The role of Digital Thread becomes even more valuable when integrated into a Supply Chain Tower (SCT). This relatively new concept leverages the power of Artificial Intelligence and Machine Learning to amplify the power of intra and inter industry supply chain ecosystems. Lets look at an example:

Your SCT identifies that you are procuring a large quantity of stainless steel bolts which accounts for 7% or your current spend. Without being prompted it traverses other supply chain networks and identifies that there are twelve other in-country manufacturers of the same sized bolts (form and fit). It then determines that three of those manufacturers sell the bolts for as much as 23% cheaper than what you are buying them for. It then actively researches those three manufacturers using a number of resources including social media, information from industry bodies and search engines. The research identifies that one of those manufacturers has a bad safety record however the other two come up green. Without you even realising what your SCT was doing it sends you a report suggesting that if you use one of those two manufacturers as an alternative to the one you are currently using you could save up to 3.4 million dollars over the life of your shipbuilding program. If your Digital Thread is integrated into your SCT then the world is truly your oyster. It could undertake intelligent learning and advise on valuable initiatives such as co-op approaches to parts procurement where a number of organisations procuring the same parts could save millions of dollars through bulk purchasing.

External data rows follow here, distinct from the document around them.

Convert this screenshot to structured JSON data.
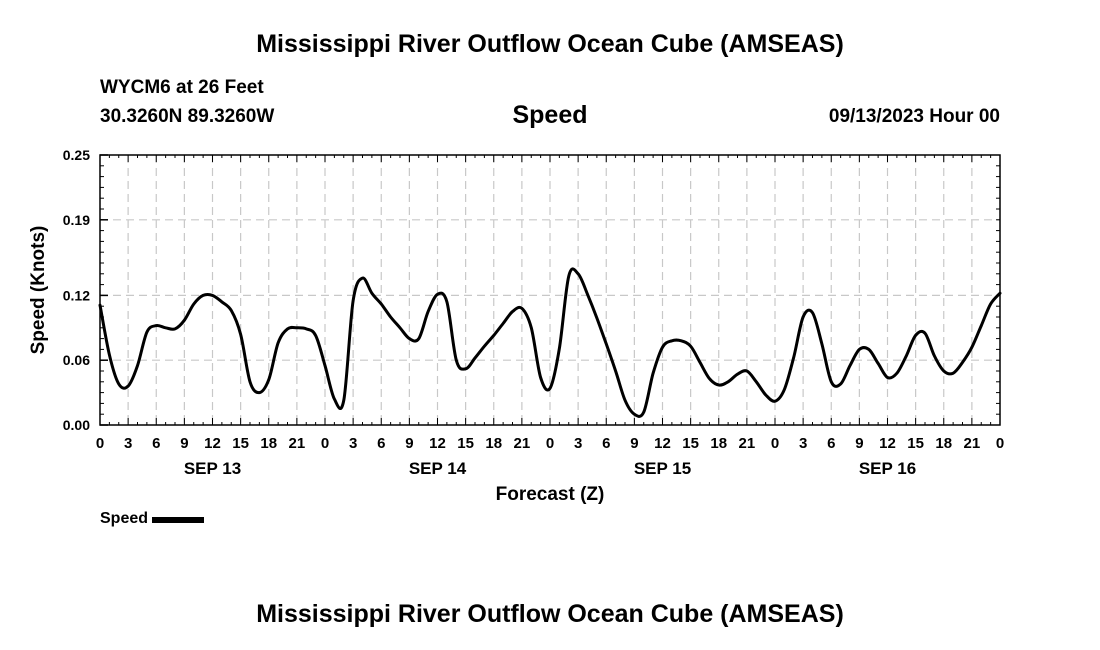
{
  "header": {
    "title": "Mississippi River Outflow Ocean Cube (AMSEAS)",
    "station": "WYCM6 at 26 Feet",
    "coords": "30.3260N  89.3260W",
    "subtitle": "Speed",
    "datetime": "09/13/2023 Hour 00"
  },
  "footer": {
    "title": "Mississippi River Outflow Ocean Cube (AMSEAS)"
  },
  "legend": {
    "label": "Speed",
    "color": "#000000"
  },
  "chart_data": {
    "type": "line",
    "title": "Speed",
    "xlabel": "Forecast (Z)",
    "ylabel": "Speed (Knots)",
    "xlim": [
      0,
      96
    ],
    "ylim": [
      0,
      0.25
    ],
    "yticks": [
      0,
      0.06,
      0.12,
      0.19,
      0.25
    ],
    "ytick_labels": [
      "0.00",
      "0.06",
      "0.12",
      "0.19",
      "0.25"
    ],
    "xtick_labels": [
      "0",
      "3",
      "6",
      "9",
      "12",
      "15",
      "18",
      "21",
      "0",
      "3",
      "6",
      "9",
      "12",
      "15",
      "18",
      "21",
      "0",
      "3",
      "6",
      "9",
      "12",
      "15",
      "18",
      "21",
      "0",
      "3",
      "6",
      "9",
      "12",
      "15",
      "18",
      "21",
      "0"
    ],
    "day_labels": [
      {
        "label": "SEP 13",
        "hour": 12
      },
      {
        "label": "SEP 14",
        "hour": 36
      },
      {
        "label": "SEP 15",
        "hour": 60
      },
      {
        "label": "SEP 16",
        "hour": 84
      }
    ],
    "grid": true,
    "series": [
      {
        "name": "Speed",
        "color": "#000000",
        "x": [
          0,
          1,
          2,
          3,
          4,
          5,
          6,
          7,
          8,
          9,
          10,
          11,
          12,
          13,
          14,
          15,
          16,
          17,
          18,
          19,
          20,
          21,
          22,
          23,
          24,
          25,
          26,
          27,
          28,
          29,
          30,
          31,
          32,
          33,
          34,
          35,
          36,
          37,
          38,
          39,
          40,
          41,
          42,
          43,
          44,
          45,
          46,
          47,
          48,
          49,
          50,
          51,
          52,
          53,
          54,
          55,
          56,
          57,
          58,
          59,
          60,
          61,
          62,
          63,
          64,
          65,
          66,
          67,
          68,
          69,
          70,
          71,
          72,
          73,
          74,
          75,
          76,
          77,
          78,
          79,
          80,
          81,
          82,
          83,
          84,
          85,
          86,
          87,
          88,
          89,
          90,
          91,
          92,
          93,
          94,
          95,
          96
        ],
        "values": [
          0.111,
          0.065,
          0.038,
          0.036,
          0.055,
          0.086,
          0.092,
          0.09,
          0.089,
          0.097,
          0.112,
          0.12,
          0.12,
          0.114,
          0.106,
          0.084,
          0.04,
          0.03,
          0.042,
          0.076,
          0.089,
          0.09,
          0.089,
          0.083,
          0.055,
          0.024,
          0.023,
          0.115,
          0.136,
          0.122,
          0.112,
          0.1,
          0.09,
          0.08,
          0.08,
          0.105,
          0.121,
          0.114,
          0.06,
          0.052,
          0.062,
          0.073,
          0.083,
          0.094,
          0.105,
          0.108,
          0.09,
          0.044,
          0.034,
          0.071,
          0.138,
          0.14,
          0.121,
          0.099,
          0.075,
          0.05,
          0.023,
          0.01,
          0.012,
          0.048,
          0.072,
          0.078,
          0.078,
          0.073,
          0.058,
          0.043,
          0.037,
          0.04,
          0.047,
          0.05,
          0.04,
          0.028,
          0.022,
          0.033,
          0.063,
          0.1,
          0.104,
          0.075,
          0.04,
          0.038,
          0.055,
          0.07,
          0.07,
          0.057,
          0.044,
          0.048,
          0.064,
          0.083,
          0.085,
          0.064,
          0.05,
          0.048,
          0.058,
          0.072,
          0.092,
          0.112,
          0.122
        ]
      }
    ]
  }
}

So the value of Digital Thread isn't just in the thread itself. It is the value that can be extracted from the accessibility of information across an enterprise and its supply chain. This value isn't just measured by saving dollars, it is also measured by the quality of the end product and in some circumstances the potential to save lives. Who knows, if there was a digital thread across the Leaf class program (HMAS Westralia) maybe the wrong fuel hose would have never been fitted and there would have never been a fire. Unfortunately the technology was not as advanced back then but it is now. So shipbuilding organisations and ship owners can now consciously choose to introduce significantly more efficiency, effectivity, quality and safety into the platforms they build and own. There is now no reason complex programs should mobilise without addressing Digital Thread.